The non-conjugate story is exactly the conjugate story with gp_factor swapped for gp_sample + an explicit likelihood. The pattern choice is still purely ergonomic:

  • Pattern A — lightest; sample hyperparameters at the model level and splice into a pure Equinox kernel. Good for one-off Bayesian extensions.
  • Pattern B — custom PyroxModule kernel that owns its priors. Good when the kernel is a reusable probabilistic building block.

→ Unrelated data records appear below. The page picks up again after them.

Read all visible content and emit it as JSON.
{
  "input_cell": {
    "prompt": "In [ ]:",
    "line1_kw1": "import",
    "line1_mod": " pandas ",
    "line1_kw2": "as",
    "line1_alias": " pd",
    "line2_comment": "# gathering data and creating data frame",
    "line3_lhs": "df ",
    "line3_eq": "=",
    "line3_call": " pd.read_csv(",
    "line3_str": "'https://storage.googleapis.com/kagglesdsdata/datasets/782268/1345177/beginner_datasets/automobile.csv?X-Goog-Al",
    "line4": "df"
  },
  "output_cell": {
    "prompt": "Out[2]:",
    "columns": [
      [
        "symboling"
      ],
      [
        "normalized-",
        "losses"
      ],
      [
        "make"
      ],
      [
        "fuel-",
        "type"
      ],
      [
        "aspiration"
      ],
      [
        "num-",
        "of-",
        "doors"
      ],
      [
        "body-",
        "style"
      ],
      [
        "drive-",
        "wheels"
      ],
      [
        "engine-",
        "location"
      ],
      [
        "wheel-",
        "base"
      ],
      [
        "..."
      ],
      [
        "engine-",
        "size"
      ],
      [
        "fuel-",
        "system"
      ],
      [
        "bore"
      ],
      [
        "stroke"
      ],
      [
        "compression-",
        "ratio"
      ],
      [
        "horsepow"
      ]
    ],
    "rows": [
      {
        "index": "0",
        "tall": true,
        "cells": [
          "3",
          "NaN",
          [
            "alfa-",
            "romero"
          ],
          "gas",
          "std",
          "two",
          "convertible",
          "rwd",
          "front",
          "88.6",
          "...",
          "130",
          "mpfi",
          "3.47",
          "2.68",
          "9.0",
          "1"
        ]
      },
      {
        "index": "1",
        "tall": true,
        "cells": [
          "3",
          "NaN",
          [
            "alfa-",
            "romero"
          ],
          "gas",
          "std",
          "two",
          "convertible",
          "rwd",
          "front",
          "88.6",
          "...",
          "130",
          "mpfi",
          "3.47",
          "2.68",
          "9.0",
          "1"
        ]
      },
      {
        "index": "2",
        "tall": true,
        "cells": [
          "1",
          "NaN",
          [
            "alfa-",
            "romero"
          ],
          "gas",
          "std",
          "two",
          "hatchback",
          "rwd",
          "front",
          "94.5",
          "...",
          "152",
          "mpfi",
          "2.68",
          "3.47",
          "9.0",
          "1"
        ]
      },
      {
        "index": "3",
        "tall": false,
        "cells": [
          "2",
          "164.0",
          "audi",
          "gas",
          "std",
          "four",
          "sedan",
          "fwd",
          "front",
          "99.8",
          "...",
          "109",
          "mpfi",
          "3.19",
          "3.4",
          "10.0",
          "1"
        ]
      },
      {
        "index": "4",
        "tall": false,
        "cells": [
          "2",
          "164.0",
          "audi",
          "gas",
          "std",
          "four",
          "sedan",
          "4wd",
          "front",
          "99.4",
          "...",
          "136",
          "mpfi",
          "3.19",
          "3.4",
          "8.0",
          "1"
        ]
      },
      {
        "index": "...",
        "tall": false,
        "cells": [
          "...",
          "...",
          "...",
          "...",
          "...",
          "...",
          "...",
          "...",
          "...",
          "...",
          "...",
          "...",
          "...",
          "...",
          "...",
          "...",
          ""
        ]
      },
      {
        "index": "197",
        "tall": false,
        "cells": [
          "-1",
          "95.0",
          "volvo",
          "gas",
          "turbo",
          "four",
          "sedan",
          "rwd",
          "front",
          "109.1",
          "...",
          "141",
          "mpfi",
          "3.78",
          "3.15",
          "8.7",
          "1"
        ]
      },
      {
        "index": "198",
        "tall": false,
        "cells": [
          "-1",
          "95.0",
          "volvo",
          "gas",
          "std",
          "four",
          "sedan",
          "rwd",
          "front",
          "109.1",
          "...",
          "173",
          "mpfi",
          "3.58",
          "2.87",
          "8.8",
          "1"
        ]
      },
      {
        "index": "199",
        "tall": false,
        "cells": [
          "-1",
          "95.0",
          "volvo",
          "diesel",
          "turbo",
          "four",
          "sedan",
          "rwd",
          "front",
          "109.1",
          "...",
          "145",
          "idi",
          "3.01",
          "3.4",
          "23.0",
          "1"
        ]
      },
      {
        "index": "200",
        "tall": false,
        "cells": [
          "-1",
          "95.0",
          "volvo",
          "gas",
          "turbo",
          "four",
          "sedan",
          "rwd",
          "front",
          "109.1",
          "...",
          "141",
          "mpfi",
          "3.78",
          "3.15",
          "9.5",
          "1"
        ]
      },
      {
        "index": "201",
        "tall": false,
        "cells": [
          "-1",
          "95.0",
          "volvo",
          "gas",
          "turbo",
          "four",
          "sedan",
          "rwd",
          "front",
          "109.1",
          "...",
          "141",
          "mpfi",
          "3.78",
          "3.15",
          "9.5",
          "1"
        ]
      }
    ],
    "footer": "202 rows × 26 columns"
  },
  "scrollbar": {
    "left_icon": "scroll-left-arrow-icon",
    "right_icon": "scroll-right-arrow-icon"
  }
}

  • Pattern C — full registry via Parameterized. Use the shipped RBF, Matern, etc., and attach priors / autoguides / modes declaratively.

Switch the likelihood, change nothing else — Bernoulli(logits=f) becomes Poisson(rate=jnp.exp(f)) for counts, StudentT(...) for robust regression, and so on.